Friday, April 23, 2004

Where's the Feed?

As usual, Mark is taking cuts at Web services. This time, he dredges up a two year old email to make a point, but then fails to do so. Sorry, Mark... nice try.

He claims:
anytime you need an RSS feed to track new specs, something is, prima facie, horribly, horribly, wrong.
Really? I would have thought that an RSS Feed for a project, no matter how large or small would be a good thing(tm).

Gee, what's this in my News Aggregator? Huh, I have an RSS feed from the W3C that syndicates status changes for W3C specs and other key events. Ohmigod! Does that mean that there's something horribly, horribly wrong at the W3C?

And gee... the list of specs here seems to be much longer than the list here that he claims is hysterical. Or, for that matter, the list here.

(aside: When is the IETF going to pull its collective head out of the 1980s and publish an RSS feed for its activity? For that matter, you'd think that it could at least publish an index with links to the specs!)

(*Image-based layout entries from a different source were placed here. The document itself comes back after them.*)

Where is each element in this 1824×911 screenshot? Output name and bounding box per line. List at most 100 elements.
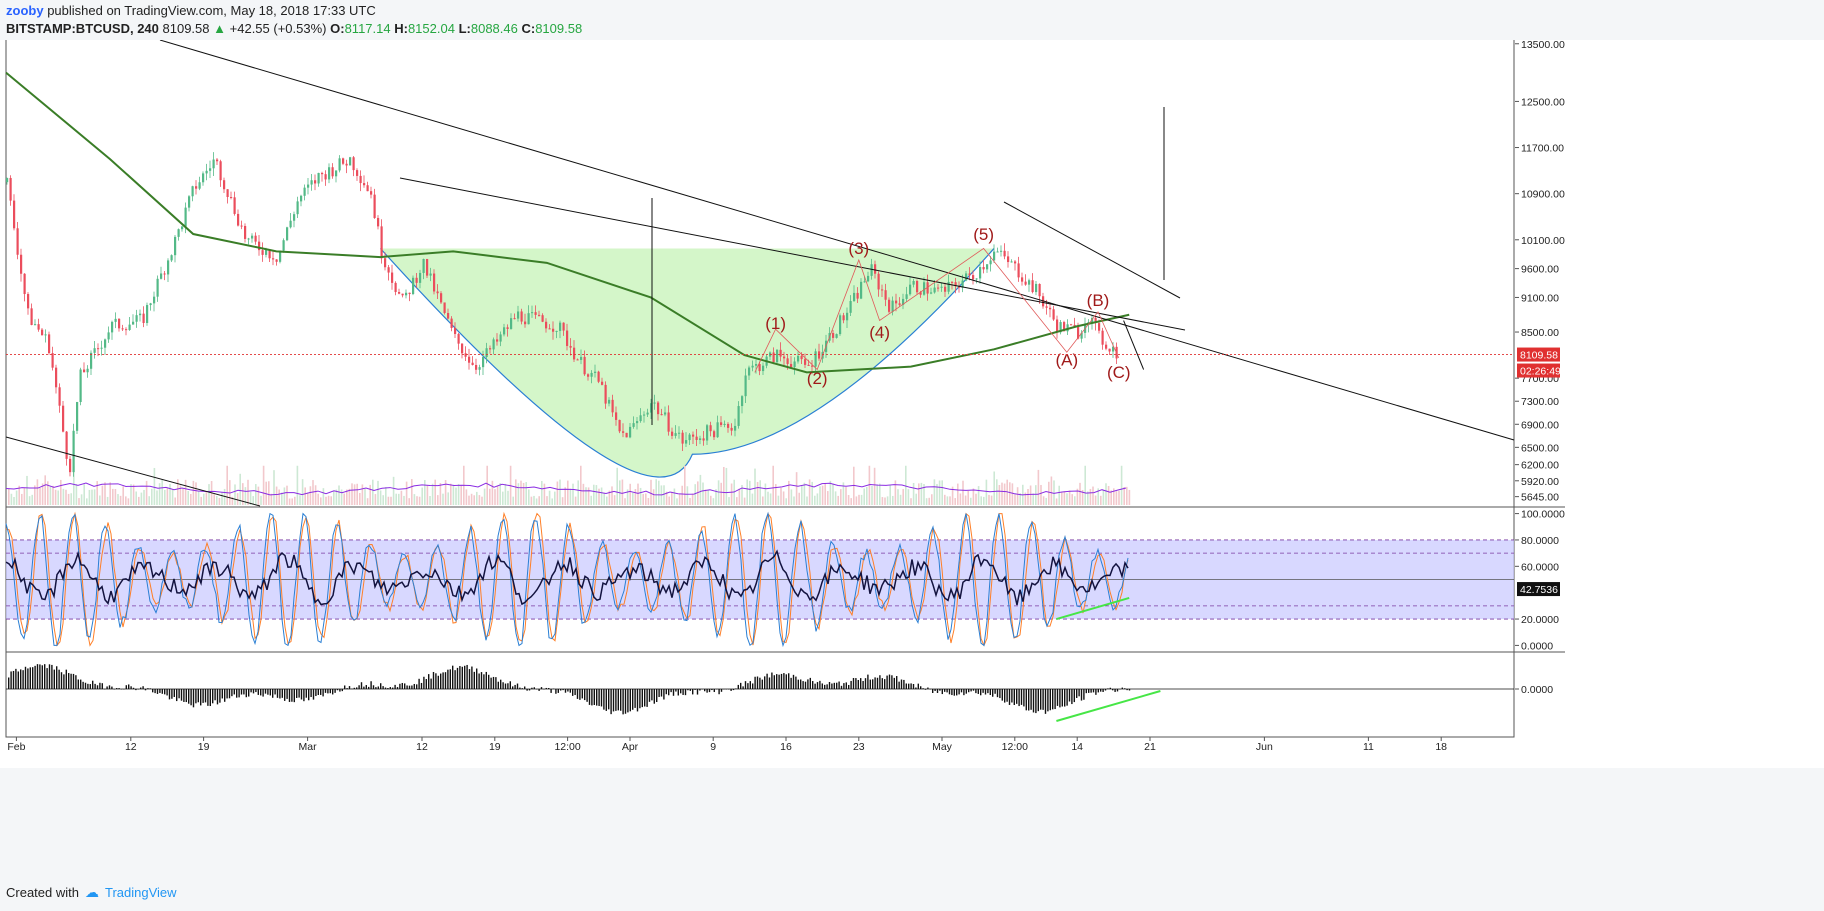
volume-bar <box>457 483 460 505</box>
volume-bar <box>1102 490 1105 505</box>
momentum-bar <box>1049 689 1051 711</box>
momentum-bar <box>473 671 475 689</box>
trend-line <box>159 40 1515 441</box>
volume-bar <box>528 489 530 505</box>
momentum-bar <box>586 689 588 702</box>
momentum-bar <box>512 686 514 689</box>
candle-body <box>583 356 586 375</box>
momentum-bar <box>960 689 963 693</box>
wave-label: (1) <box>765 314 786 333</box>
candle-body <box>688 434 691 441</box>
momentum-bar <box>1032 689 1035 713</box>
volume-bar <box>681 485 683 505</box>
volume-bar <box>322 488 325 505</box>
momentum-bar <box>648 689 651 702</box>
candle-body <box>237 213 240 226</box>
momentum-bar <box>22 670 24 689</box>
volume-bar <box>338 485 340 505</box>
close-label: C: <box>521 21 536 36</box>
momentum-bar <box>332 689 334 695</box>
candle-body <box>37 324 40 330</box>
time-tick-label: 18 <box>1435 741 1447 753</box>
time-tick-label: 21 <box>1144 741 1156 753</box>
price-tick-label: 6900.00 <box>1521 419 1559 431</box>
volume-bar <box>894 480 897 505</box>
momentum-bar <box>413 683 415 689</box>
candle-body <box>90 352 93 369</box>
volume-bar <box>226 465 228 505</box>
candle-body <box>384 258 387 268</box>
candle-body <box>394 282 397 293</box>
volume-bar <box>374 494 377 505</box>
volume-bar <box>712 498 715 505</box>
stoch-tick-label: 20.0000 <box>1521 614 1559 626</box>
momentum-bar <box>423 676 425 689</box>
volume-bar <box>918 483 920 505</box>
symbol-name[interactable]: BITSTAMP:BTCUSD, 240 <box>6 21 159 36</box>
volume-bar <box>499 483 501 505</box>
volume-bar <box>600 487 603 505</box>
volume-bar <box>730 483 733 505</box>
momentum-bar <box>696 689 699 695</box>
volume-bar <box>330 496 332 505</box>
volume-bar <box>517 483 520 505</box>
momentum-bar <box>130 686 132 689</box>
volume-bar <box>1029 485 1032 505</box>
momentum-bar <box>461 666 463 689</box>
momentum-bar <box>612 689 615 712</box>
momentum-bar <box>711 689 713 691</box>
volume-bar <box>312 480 314 505</box>
wave-label: (3) <box>848 239 869 258</box>
candle-body <box>580 356 583 360</box>
momentum-bar <box>584 689 586 701</box>
momentum-bar <box>692 689 694 695</box>
tradingview-brand[interactable]: TradingView <box>104 885 177 900</box>
volume-bar <box>13 496 15 505</box>
volume-bar <box>767 491 769 505</box>
chart-canvas[interactable]: (1) (2) (3) (4) (5) (A) (B) (C) 13500.00 12500.00… <box>0 40 1824 880</box>
momentum-bar <box>387 688 389 689</box>
momentum-bar <box>675 689 677 692</box>
volume-bar <box>912 482 915 505</box>
momentum-bar <box>185 689 187 703</box>
momentum-bar <box>329 689 331 694</box>
volume-bar <box>119 495 122 505</box>
author-link[interactable]: zooby <box>6 3 44 18</box>
momentum-bar <box>156 689 159 694</box>
candle-body <box>198 182 201 189</box>
candle-body <box>391 272 394 283</box>
momentum-bar <box>564 689 567 693</box>
candle-body <box>230 197 233 199</box>
momentum-bar <box>1085 689 1087 694</box>
momentum-bar <box>509 681 511 689</box>
candle-body <box>55 367 58 388</box>
momentum-bar <box>300 689 303 700</box>
volume-bar <box>294 496 296 505</box>
volume-bar <box>793 496 795 505</box>
momentum-bar <box>408 685 411 689</box>
volume-bar <box>970 497 972 505</box>
momentum-bar <box>804 681 807 689</box>
momentum-bar <box>831 683 833 689</box>
momentum-bar <box>75 675 77 689</box>
volume-bar <box>109 482 111 505</box>
candle-body <box>954 282 957 287</box>
time-tick-label: 11 <box>1363 741 1374 753</box>
momentum-bar <box>137 689 139 690</box>
momentum-bar <box>250 689 252 693</box>
volume-bar <box>806 496 808 505</box>
candle-body <box>1003 250 1006 257</box>
momentum-bar <box>84 682 87 689</box>
momentum-bar <box>176 689 178 702</box>
candle-body <box>128 324 131 330</box>
momentum-bar <box>238 689 240 698</box>
candle-body <box>1070 324 1073 326</box>
volume-bar <box>788 480 790 505</box>
volume-bar <box>790 489 793 505</box>
momentum-bar <box>320 689 322 695</box>
momentum-bar <box>975 689 977 694</box>
momentum-bar <box>382 686 384 689</box>
momentum-bar <box>492 676 495 689</box>
candle-body <box>555 330 558 332</box>
volume-average-line <box>5 482 1127 496</box>
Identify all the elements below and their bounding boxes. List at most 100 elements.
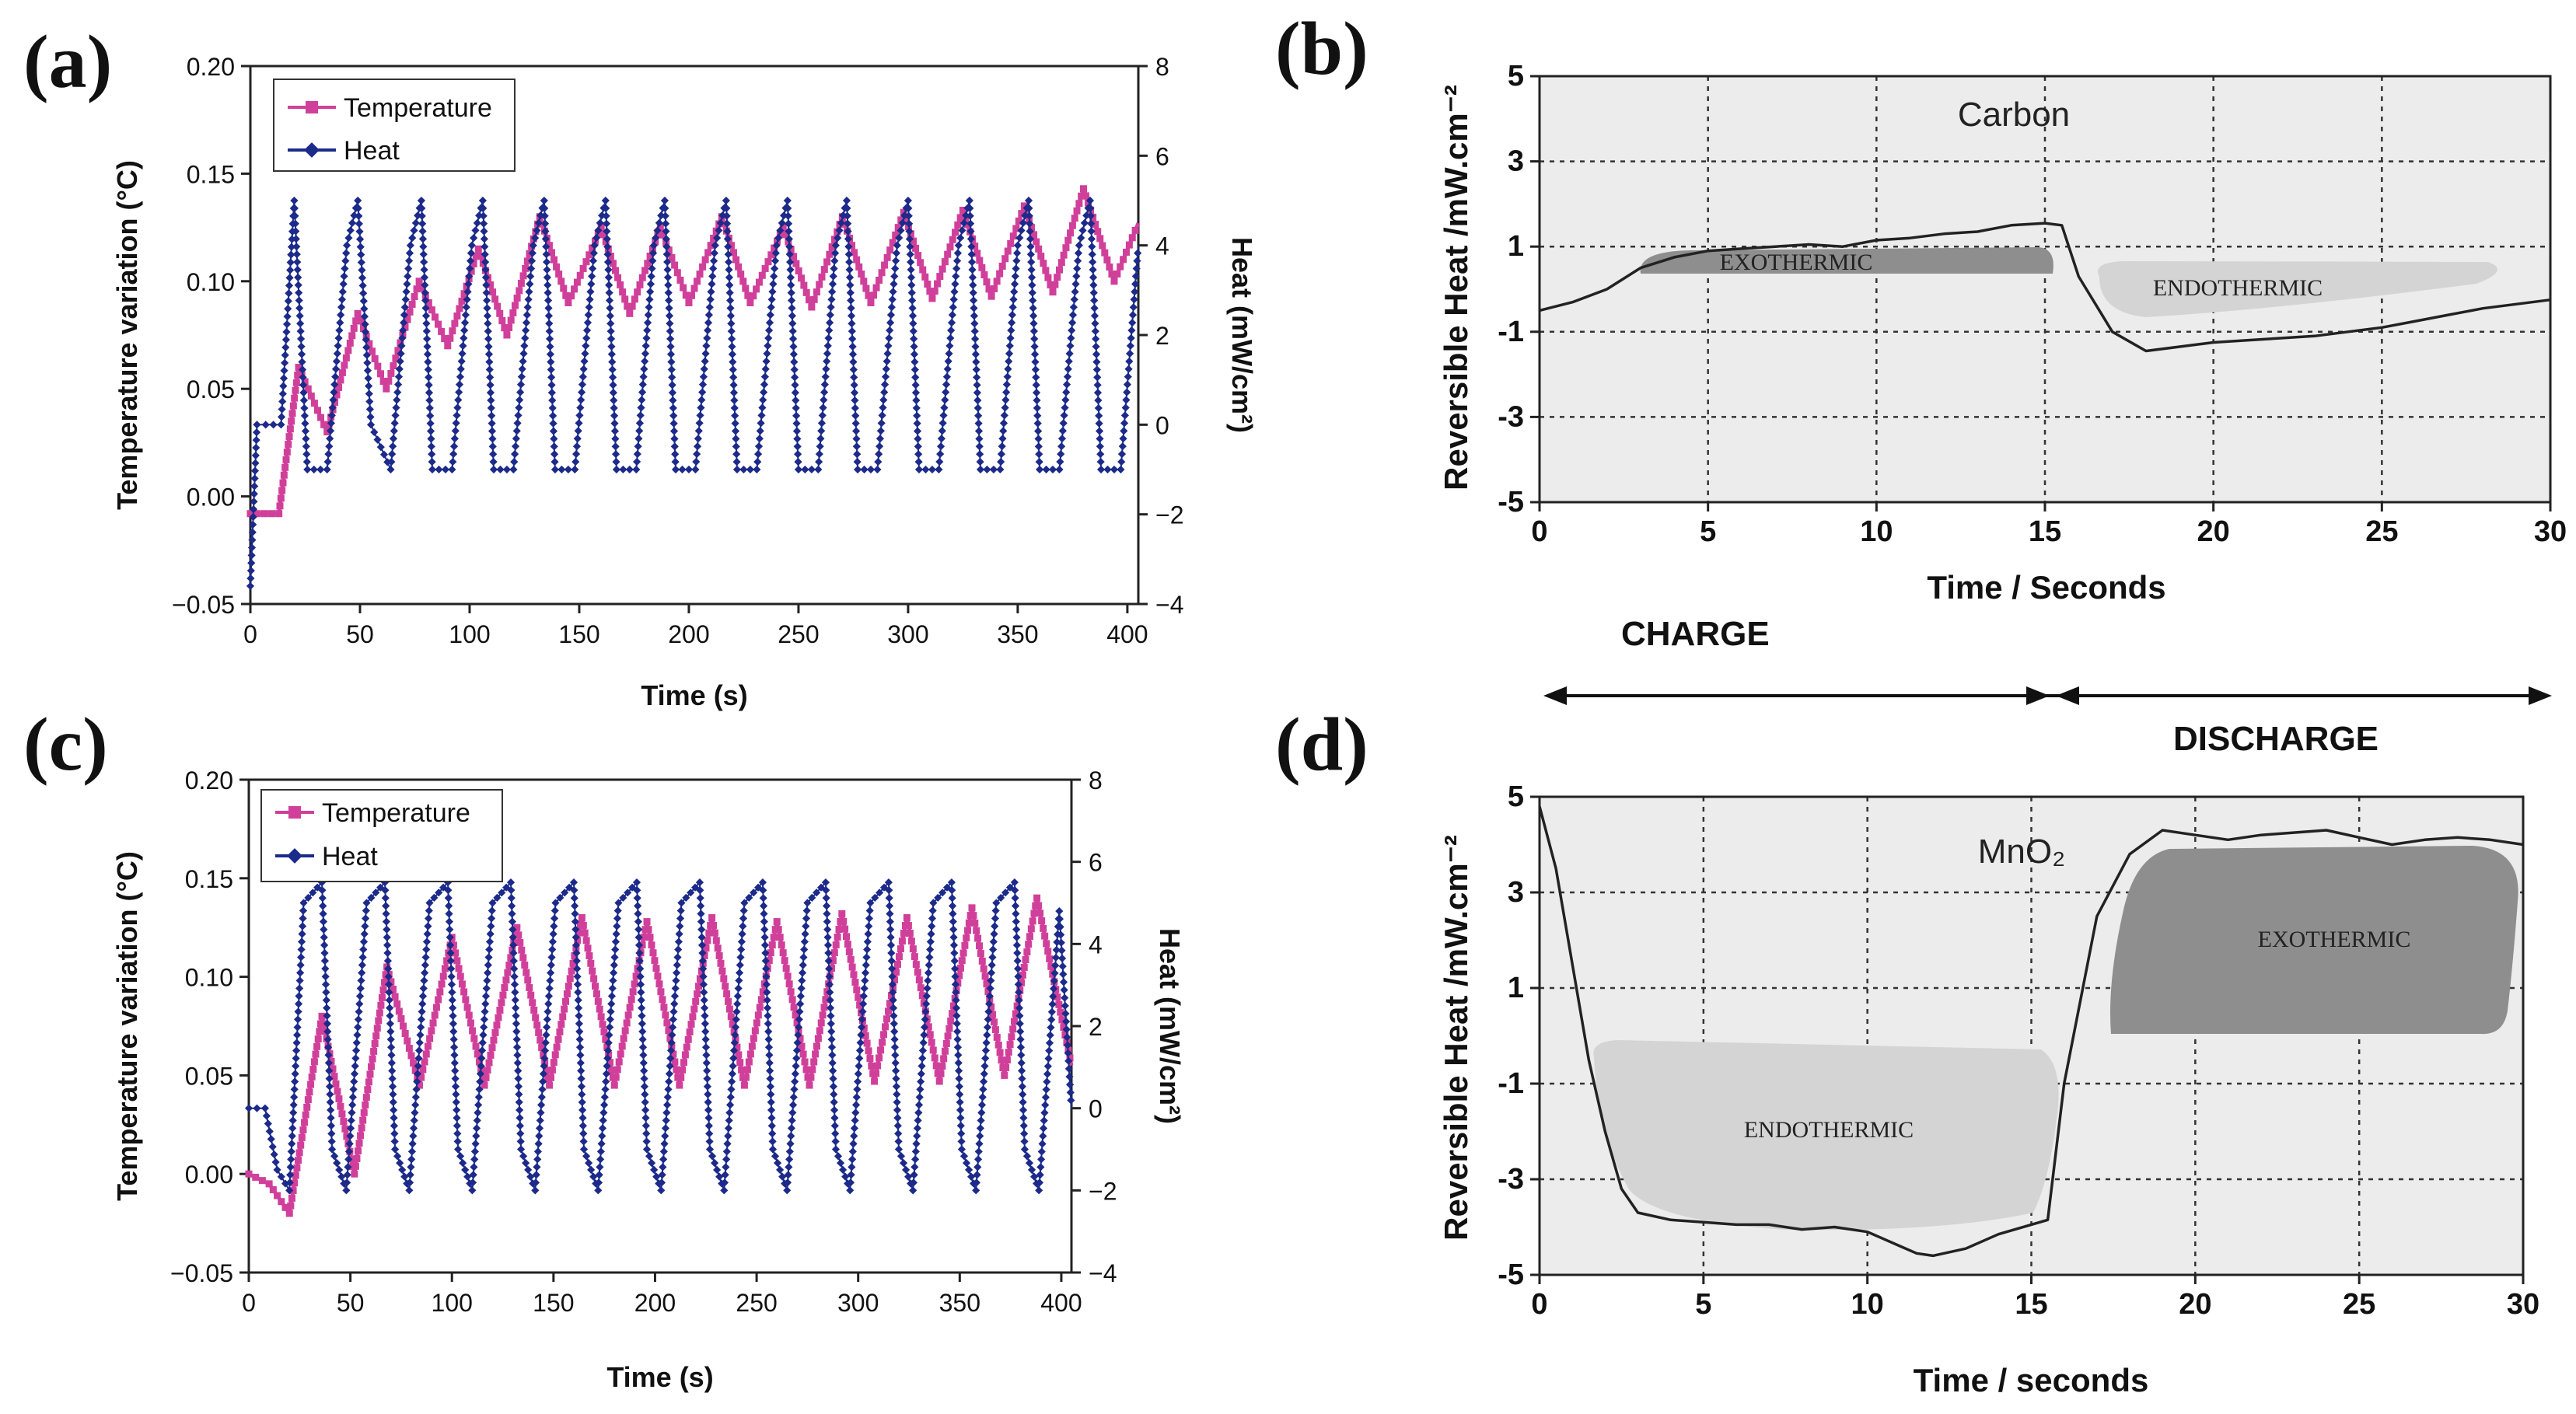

But let's dig a bit deeper. RFC2616 has 39 references (give or take a couple) to other IETF RFCs plus a couple more references to ISO and ANSI character set specifications. Hard to tell which are normative or not. Hmmm... And of course, it doesn't stop there. There are about a dozen or more additional specs that you really need beyond RFC2616 to do anything meaningful at all (such as those related to security and clarifications about limitations with proxy caching, etc). Oh, and what about all those pesky media type specifications for the things that are transferred about over RFC2616. If you're a browser developer, you'd probably want a heads up on any changes to those. Maybe an RSS Feed wouldn't be such a bad idea. Or would that mean that there was something horribly, horribly wrong with the Web?

Please don't misunderstand my intent, I like HTTP. Unlike Mark, neither do I think it is the last protocol we'll ever need (it is not), nor do I spend every waking moment trying to tear it down or to poke fun at things that it simply doesn't handle effectively. That would be pointless.